Kunstenaars, wetenschappers, politici en filosofen dachten tien avonden hardop na over de stand van het gewas in de samenleving. Zij hebben zich op elkaars terrein begeven en via de verbeelding een poging gedaan zicht te bieden op wat de onderliggende stromingen zouden kunnen zijn. Dat is de kracht van 'onderwater kijken'. Dat is de droom het theater een laboratorium te laten zijn voor het heden, om zo een maquette te kunnen bouwen voor de toekomst.
Vertrouwenscrisis
De aanduiding 'kredietcrisis' dekt niet de lading van de crisis die zich vanaf de herfst van 2008 openbaarde en in maart 2009 ook in Frascati onderwerp van gesprek was. De financiële crisis is vooraleerst een vertrouwenscrisis. En dat gebrek aan vertrouwen wordt op allerlei domeinen steeds manifester: onze maatschappij is onderhevig aan een verregaande mate van autoriteitsinflatie. Het vertrouwen in de medische wetenschap botst hard op de waarheden van het internet. De leidende rol van de religie lijkt gemarginaliseerd en de politicus is manager geworden van een grote groep boze stemmen. Het vertrouwen in de traditionele autoriteiten als de dokter, de pastoor en de politicus staat op losse schroeven. Wie beschouwen we nu nog als autoriteit? En is autoriteit nog noodzakelijk? Wat komt er voor in de plaats? Daarover zal nu in de theaterzalen van Frascati hardop verder worden gedacht.
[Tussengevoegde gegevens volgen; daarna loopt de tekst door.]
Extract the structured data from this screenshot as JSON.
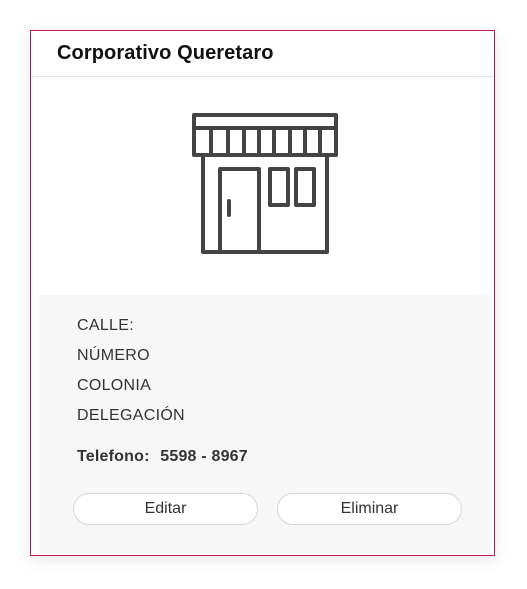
{
  "card": {
    "title": "Corporativo Queretaro",
    "image_icon": "store-front-icon",
    "address": {
      "calle_label": "CALLE:",
      "numero_label": "NÚMERO",
      "colonia_label": "COLONIA",
      "delegacion_label": "DELEGACIÓN"
    },
    "phone": {
      "label": "Telefono:",
      "value": "5598 - 8967"
    },
    "actions": {
      "edit_label": "Editar",
      "delete_label": "Eliminar"
    }
  },
  "colors": {
    "card_border": "#c2185b",
    "info_background": "#f7f7f7",
    "icon_stroke": "#444444"
  }
}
Als een vervolg op een maand Crisis in Frascati organiseerden we op 19 februari 2010 een avond in een nieuwe serie met ditmaal als titel De Vertrouwenscrisis. Opnieuw was er debat en toneel, waren er manifesten en documentaires. In die nacht viel het vierde kabinet Balkenende. Zowel op het Binnenhof als in Frascati en waarschijnlijk ook op vele andere plaatsen in Nederland, werd urenlang gedebatteerd over vertrouwen en het gebrek daar aan. Voor ons is dit een reden te meer om ons motto voorlopig aan te houden. Komt & roert u, hardop denken kan een wonderbaarlijk medicijn zijn.
Berthe Spoelstra is huisdramaturg van Frascati.
Dit artikel kwam tot stand met medewerking van Bas van Peijpe.